Ha fatto molti parti in casa?
«Sì, tanti. L’ultimo due mesi fa. Continuo a fare i parti in casa. Io seguo le partorienti sin dall’inizio. Durante la gravidanza vengono a farsi vedere, impariamo a conoscerci. Faccio fare loro gli esami in ospedale, perché, in caso di bisogno, voglio avere tutto pronto. Per fortuna ne ho ricoverate pochissime. Io non rischio e cerco di prendere parti fisiologici».
Abbiamo saputo che lei sa riconoscere se il nascituro è maschio o femmina.

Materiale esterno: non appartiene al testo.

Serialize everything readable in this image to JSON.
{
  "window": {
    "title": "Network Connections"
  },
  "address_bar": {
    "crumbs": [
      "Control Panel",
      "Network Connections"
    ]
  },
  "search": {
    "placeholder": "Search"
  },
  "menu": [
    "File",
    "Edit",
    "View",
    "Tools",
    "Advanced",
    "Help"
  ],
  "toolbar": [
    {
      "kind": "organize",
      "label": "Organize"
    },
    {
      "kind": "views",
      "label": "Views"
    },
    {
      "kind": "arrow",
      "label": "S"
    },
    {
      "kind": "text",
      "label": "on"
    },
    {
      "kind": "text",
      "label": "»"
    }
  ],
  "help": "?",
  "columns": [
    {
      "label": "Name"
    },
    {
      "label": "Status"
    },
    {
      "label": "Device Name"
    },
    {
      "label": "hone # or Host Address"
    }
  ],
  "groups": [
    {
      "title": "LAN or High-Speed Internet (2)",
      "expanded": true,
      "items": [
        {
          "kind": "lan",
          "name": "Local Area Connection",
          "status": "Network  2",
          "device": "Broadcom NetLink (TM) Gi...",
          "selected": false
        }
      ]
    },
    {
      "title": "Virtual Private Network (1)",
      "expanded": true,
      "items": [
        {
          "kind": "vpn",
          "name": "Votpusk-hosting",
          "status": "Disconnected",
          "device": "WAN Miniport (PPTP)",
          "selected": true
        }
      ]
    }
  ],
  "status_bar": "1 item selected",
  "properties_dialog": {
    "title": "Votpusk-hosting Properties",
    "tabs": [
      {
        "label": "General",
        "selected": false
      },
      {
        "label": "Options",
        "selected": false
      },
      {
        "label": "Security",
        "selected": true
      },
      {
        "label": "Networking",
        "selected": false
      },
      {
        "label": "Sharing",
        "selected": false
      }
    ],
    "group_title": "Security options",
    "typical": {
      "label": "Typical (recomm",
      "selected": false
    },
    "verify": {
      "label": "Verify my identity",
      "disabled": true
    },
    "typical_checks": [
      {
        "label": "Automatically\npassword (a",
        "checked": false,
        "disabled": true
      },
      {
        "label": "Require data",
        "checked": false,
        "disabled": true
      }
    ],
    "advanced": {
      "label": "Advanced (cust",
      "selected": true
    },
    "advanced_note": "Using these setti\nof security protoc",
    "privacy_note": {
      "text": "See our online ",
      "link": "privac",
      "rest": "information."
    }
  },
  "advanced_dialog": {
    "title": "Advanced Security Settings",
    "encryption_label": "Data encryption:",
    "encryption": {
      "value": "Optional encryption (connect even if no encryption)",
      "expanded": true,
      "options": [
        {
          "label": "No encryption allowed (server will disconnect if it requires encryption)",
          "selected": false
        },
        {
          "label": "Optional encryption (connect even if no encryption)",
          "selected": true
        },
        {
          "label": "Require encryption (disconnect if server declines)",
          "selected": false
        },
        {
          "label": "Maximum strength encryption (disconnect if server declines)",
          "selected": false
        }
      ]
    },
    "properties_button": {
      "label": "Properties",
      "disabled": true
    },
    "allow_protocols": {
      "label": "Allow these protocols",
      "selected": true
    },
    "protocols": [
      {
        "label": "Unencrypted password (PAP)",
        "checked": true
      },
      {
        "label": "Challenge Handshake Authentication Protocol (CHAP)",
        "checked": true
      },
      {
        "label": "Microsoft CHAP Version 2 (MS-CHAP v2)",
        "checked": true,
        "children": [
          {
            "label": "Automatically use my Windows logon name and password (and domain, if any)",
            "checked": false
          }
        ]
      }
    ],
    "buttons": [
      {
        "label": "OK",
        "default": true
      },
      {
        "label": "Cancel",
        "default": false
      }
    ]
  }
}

«Lo riconosco dal battito. Li indovinavo quasi tutti, ma adesso no, perché non ho più tanta pratica. Assisto meno partorienti di un tempo, allora ne avevo tutti i giorni. Ma sbagliano anche quelli dell’ecografia».
Da pensionata attiva, collabora con le colleghe ostetriche?
«Eccome! Tutti gli anni mi invitano a Trento a parlare della mia esperienza alle aspiranti ostetriche. Io dico sempre loro che la nostra è una professione bellissima, penso che non ce ne sia una più bella. Bisogna svolgerla come una missione, perché aiutare a venir alla vita è una cosa entusiasmante, è come una magia. Ci vogliono tanto amore e umanità, una buona preparazione e competenza per poter essere in grado di stare accanto alla donna in un momento così bello e importante».